Dame Ellen Adrienne Stewart, Lady Stewart (née Peake; born 1936) is a New Zealand arts patron.

==Life and career==
Ellen Adrienne Peake was born in Melbourne, Australia, in 1936. She moved to New Zealand aged 19 and first worked in Wellington and Auckland. In 1958, at age 22, she started working for PDL as personal secretary to Bob Stewart, who had purchased the firm the previous year.

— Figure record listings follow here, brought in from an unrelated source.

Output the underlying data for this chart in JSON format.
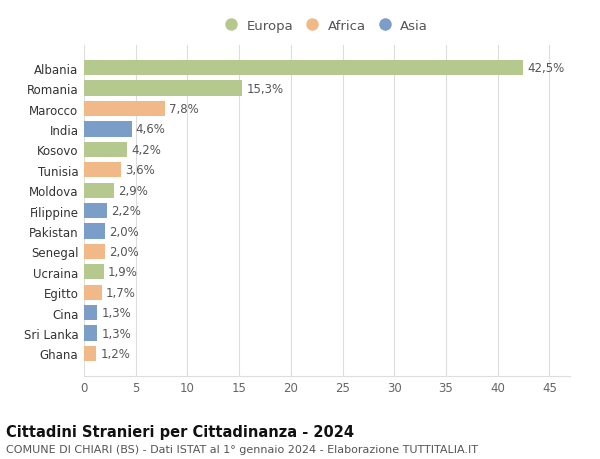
{
  "countries": [
    "Albania",
    "Romania",
    "Marocco",
    "India",
    "Kosovo",
    "Tunisia",
    "Moldova",
    "Filippine",
    "Pakistan",
    "Senegal",
    "Ucraina",
    "Egitto",
    "Cina",
    "Sri Lanka",
    "Ghana"
  ],
  "values": [
    42.5,
    15.3,
    7.8,
    4.6,
    4.2,
    3.6,
    2.9,
    2.2,
    2.0,
    2.0,
    1.9,
    1.7,
    1.3,
    1.3,
    1.2
  ],
  "labels": [
    "42,5%",
    "15,3%",
    "7,8%",
    "4,6%",
    "4,2%",
    "3,6%",
    "2,9%",
    "2,2%",
    "2,0%",
    "2,0%",
    "1,9%",
    "1,7%",
    "1,3%",
    "1,3%",
    "1,2%"
  ],
  "colors": [
    "#b5c98e",
    "#b5c98e",
    "#f0b987",
    "#7a9ec7",
    "#b5c98e",
    "#f0b987",
    "#b5c98e",
    "#7a9ec7",
    "#7a9ec7",
    "#f0b987",
    "#b5c98e",
    "#f0b987",
    "#7a9ec7",
    "#7a9ec7",
    "#f0b987"
  ],
  "legend_colors": {
    "Europa": "#b5c98e",
    "Africa": "#f0b987",
    "Asia": "#7a9ec7"
  },
  "xlim": [
    0,
    47
  ],
  "xticks": [
    0,
    5,
    10,
    15,
    20,
    25,
    30,
    35,
    40,
    45
  ],
  "title_bold": "Cittadini Stranieri per Cittadinanza - 2024",
  "subtitle": "COMUNE DI CHIARI (BS) - Dati ISTAT al 1° gennaio 2024 - Elaborazione TUTTITALIA.IT",
  "background_color": "#ffffff",
  "grid_color": "#dddddd",
  "bar_height": 0.75,
  "label_fontsize": 8.5,
  "tick_fontsize": 8.5,
  "title_fontsize": 10.5,
  "subtitle_fontsize": 8.0,
  "legend_fontsize": 9.5
}
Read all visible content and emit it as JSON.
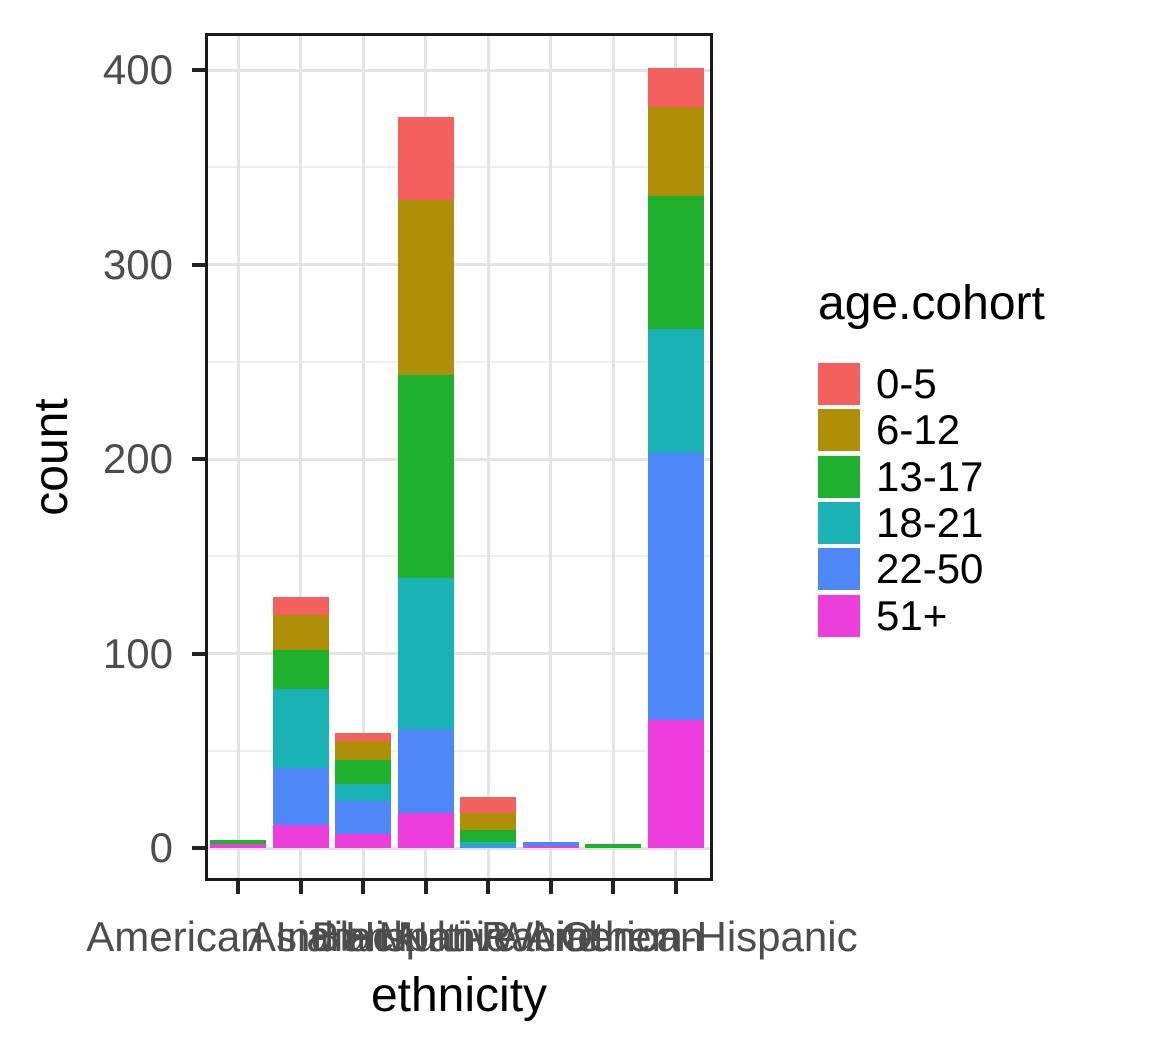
{
  "chart_data": {
    "type": "bar",
    "variant": "stacked",
    "title": "",
    "xlabel": "ethnicity",
    "ylabel": "count",
    "legend_title": "age.cohort",
    "legend_position": "right",
    "grid": "major and minor horizontal, major vertical, light gray on white",
    "categories": [
      "American Indian",
      "Asian",
      "Black",
      "Hispanic",
      "Multi-Racial",
      "Native American",
      "Other",
      "White non-Hispanic"
    ],
    "series": [
      {
        "name": "0-5",
        "color": "#F3605E",
        "values": [
          0,
          9,
          4,
          43,
          8,
          0,
          0,
          20
        ]
      },
      {
        "name": "6-12",
        "color": "#AF8F08",
        "values": [
          0,
          18,
          10,
          90,
          9,
          0,
          0,
          46
        ]
      },
      {
        "name": "13-17",
        "color": "#1FB12D",
        "values": [
          2,
          20,
          12,
          104,
          6,
          0,
          2,
          68
        ]
      },
      {
        "name": "18-21",
        "color": "#1BB2B6",
        "values": [
          0,
          41,
          9,
          78,
          2,
          0,
          0,
          64
        ]
      },
      {
        "name": "22-50",
        "color": "#4E88F8",
        "values": [
          0,
          29,
          17,
          43,
          1,
          2,
          0,
          137
        ]
      },
      {
        "name": "51+",
        "color": "#ED3EDC",
        "values": [
          2,
          12,
          7,
          18,
          0,
          1,
          0,
          66
        ]
      }
    ],
    "stack_order_bottom_to_top": [
      "51+",
      "22-50",
      "18-21",
      "13-17",
      "6-12",
      "0-5"
    ],
    "totals": [
      4,
      129,
      59,
      376,
      26,
      3,
      2,
      401
    ],
    "y_ticks": [
      0,
      100,
      200,
      300,
      400
    ],
    "y_minor_ticks": [
      50,
      150,
      250,
      350
    ],
    "ylim": [
      0,
      420
    ],
    "colors": {
      "axis_text": "#4d4d4d",
      "title_text": "#000000",
      "panel_border": "#1a1a1a",
      "grid_major": "#e4e4e4",
      "grid_minor": "#efefef",
      "tick_mark": "#222222",
      "background": "#ffffff"
    }
  }
}
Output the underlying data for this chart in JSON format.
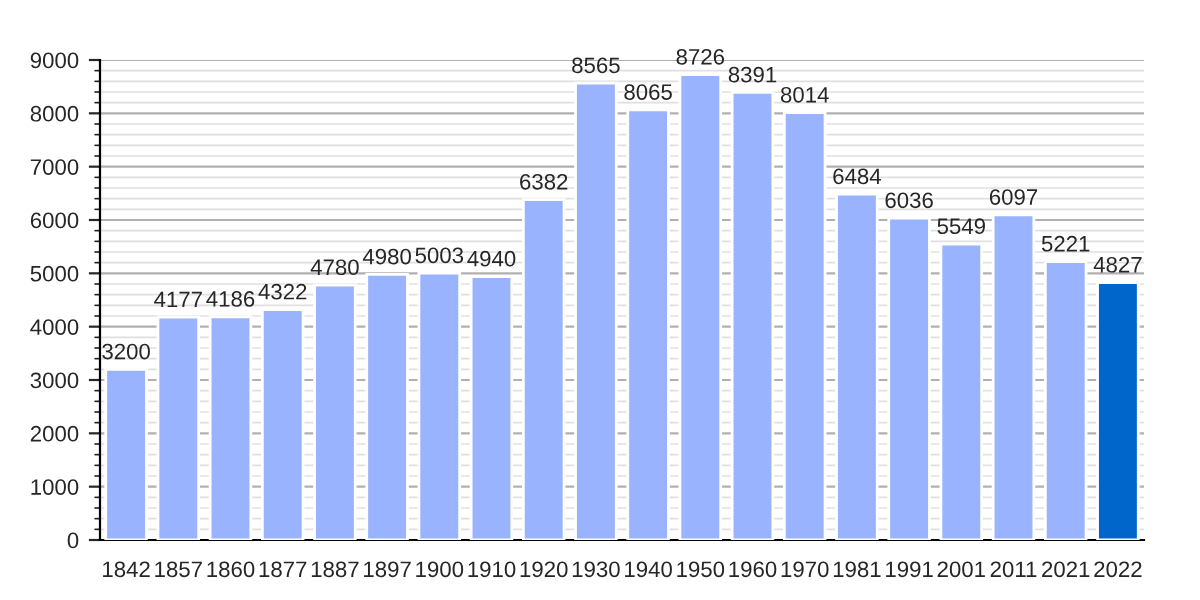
{
  "chart_data": {
    "type": "bar",
    "categories": [
      "1842",
      "1857",
      "1860",
      "1877",
      "1887",
      "1897",
      "1900",
      "1910",
      "1920",
      "1930",
      "1940",
      "1950",
      "1960",
      "1970",
      "1981",
      "1991",
      "2001",
      "2011",
      "2021",
      "2022"
    ],
    "values": [
      3200,
      4177,
      4186,
      4322,
      4780,
      4980,
      5003,
      4940,
      6382,
      8565,
      8065,
      8726,
      8391,
      8014,
      6484,
      6036,
      5549,
      6097,
      5221,
      4827
    ],
    "colors": [
      "#99b3ff",
      "#99b3ff",
      "#99b3ff",
      "#99b3ff",
      "#99b3ff",
      "#99b3ff",
      "#99b3ff",
      "#99b3ff",
      "#99b3ff",
      "#99b3ff",
      "#99b3ff",
      "#99b3ff",
      "#99b3ff",
      "#99b3ff",
      "#99b3ff",
      "#99b3ff",
      "#99b3ff",
      "#99b3ff",
      "#99b3ff",
      "#0066cc"
    ],
    "ylim": [
      0,
      9000
    ],
    "yticks": [
      0,
      1000,
      2000,
      3000,
      4000,
      5000,
      6000,
      7000,
      8000,
      9000
    ],
    "grid": "y",
    "data_labels": true
  }
}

Stewart divorced his first wife and in 1970, Ellen Adrienne Cansdale (who had by then been married before) married Bob Stewart and took on his surname. The Stewarts developed PDL into one of New Zealand's best known companies, and they became major exporters. Adrienne Stewart became deeply involved in the arts sector, where she is a "patron, supporter, board member and philanthropist".

==Awards and honours==
In the 1979 New Year Honours, her husband was appointed Knight Bachelor, and she was thus styled Adrienne, Lady Stewart. In 1993, she was awarded the New Zealand Suffrage Centennial Medal. In the 1995 Queen's Birthday Honours, Stewart was awarded the Queen's Service Medal for community service. In the 2006 New Year Honours, she was appointed an Officer of the New Zealand Order of Merit for services to the community. In 2011, she was awarded an honorary doctorate of letters (LittD) by the University of Canterbury. In 2014, Stewart was inducted into the New Zealand Business Hall of Fame. In the 2015 New Year Honours, she was appointed Dame Companion of the New Zealand Order of Merit (DNZM) for services to the arts and business.

==Family==
The Stewarts had two children; Mark James Stewart and Todd Huntly Stewart. Her husband died in 2007.